Technology

Fiorina: Next president needs ‘fundamental understanding’ of tech

The next U.S. president needs a fundamental understanding of technology and a vision to use it, GOP presidential candidate Carly Fiorina said Tuesday.

The former Hewlett-Packard CEO said the next inhabitant of the White House also needs to know when to take a hands-off approach. 

{mosads}”It’s important to have someone in the White House who has a fundamental understanding of technology, a fundamental vision for how technology can be used,” she said at Tech Crunch Disrupt in New York. 

“One of the things I think government shouldn’t be doing is trying to regulate in some bureaucracy how innovation progresses in the technology industry,” she added. 

Fiorina announced her bid for the White House on Monday with low poll numbers in what appears will be a crowded Republican field. She previously ran for the U.S. Senate in California but has never held elected office.
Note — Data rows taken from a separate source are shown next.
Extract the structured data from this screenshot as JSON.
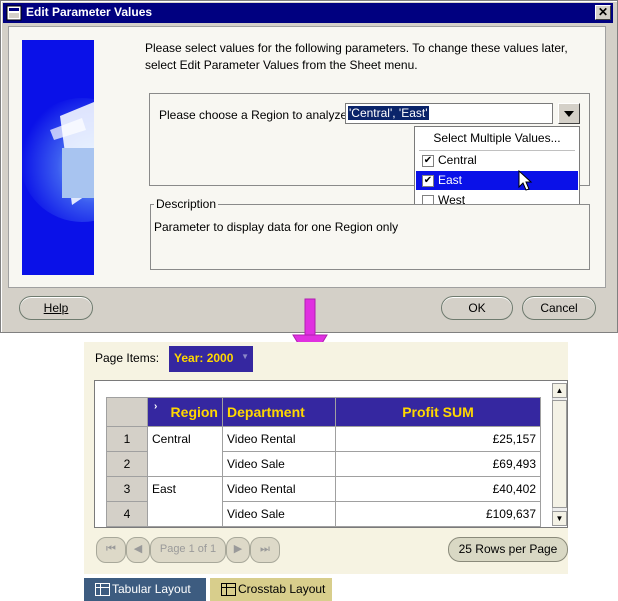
{
  "dialog": {
    "title": "Edit Parameter Values",
    "intro_line1": "Please select values for the following parameters.  To change these values later,",
    "intro_line2": "select Edit Parameter Values from the Sheet menu.",
    "region_label": "Please choose a Region to analyze",
    "region_value": "'Central', 'East'",
    "dropdown": {
      "header": "Select Multiple Values...",
      "options": [
        {
          "label": "Central",
          "checked": true,
          "selected": false
        },
        {
          "label": "East",
          "checked": true,
          "selected": true
        },
        {
          "label": "West",
          "checked": false,
          "selected": false
        }
      ]
    },
    "description_legend": "Description",
    "description_text": "Parameter to display data for one Region only",
    "help_label": "Help",
    "ok_label": "OK",
    "cancel_label": "Cancel"
  },
  "report": {
    "page_items_label": "Page Items:",
    "year_select": "Year: 2000",
    "table": {
      "headers": [
        "Region",
        "Department",
        "Profit SUM"
      ],
      "rows": [
        {
          "num": "1",
          "region": "Central",
          "department": "Video Rental",
          "profit": "£25,157"
        },
        {
          "num": "2",
          "region": "",
          "department": "Video Sale",
          "profit": "£69,493"
        },
        {
          "num": "3",
          "region": "East",
          "department": "Video Rental",
          "profit": "£40,402"
        },
        {
          "num": "4",
          "region": "",
          "department": "Video Sale",
          "profit": "£109,637"
        }
      ]
    },
    "pager_label": "Page 1 of 1",
    "rows_per_page": "25 Rows per Page",
    "tabs": [
      "Tabular Layout",
      "Crosstab Layout"
    ]
  },
  "colors": {
    "title_bar": "#000080",
    "header_bg": "#3527a0",
    "header_text": "#ffd800",
    "arrow": "#e030e0",
    "graphic_blue": "#0a11e8"
  }
}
If elected, she said she would immediately try to roll back the new net neutrality rules approved by the Federal Communications Commission earlier this year. She asserted the “400 pages” of regulations “can’t possibly work.”

She also came out strongly against bipartisan patent reform legislation that is meant to rein in abuse by so-called patent trolls. She echoed critics who have argued the proposal — called the Innovation Act — would make it harder for small companies to defend legitimate lawsuits.  

The government can, however, play an important role in technology research similar to the Defense Advanced Research Projects, which helped with the early Internet. Fiorina also called for more worthwhile engagement, arguing the vast majority of online activity is “superficial and useless.”

During the 30-minute interview, she defended her controversial time as the leader of Hewlett-Packard nearly a decade ago that ended in what she called a “boardroom brawl” and her eventual firing. She argued the company grew during a difficult time in the technology industry while she was at the helm.

She pointed to key differences between the tech bubble in the late 1990s and the landscape today. Nonetheless, she called it a “pretty frothy time” with mountains of venture capital money going into online applications.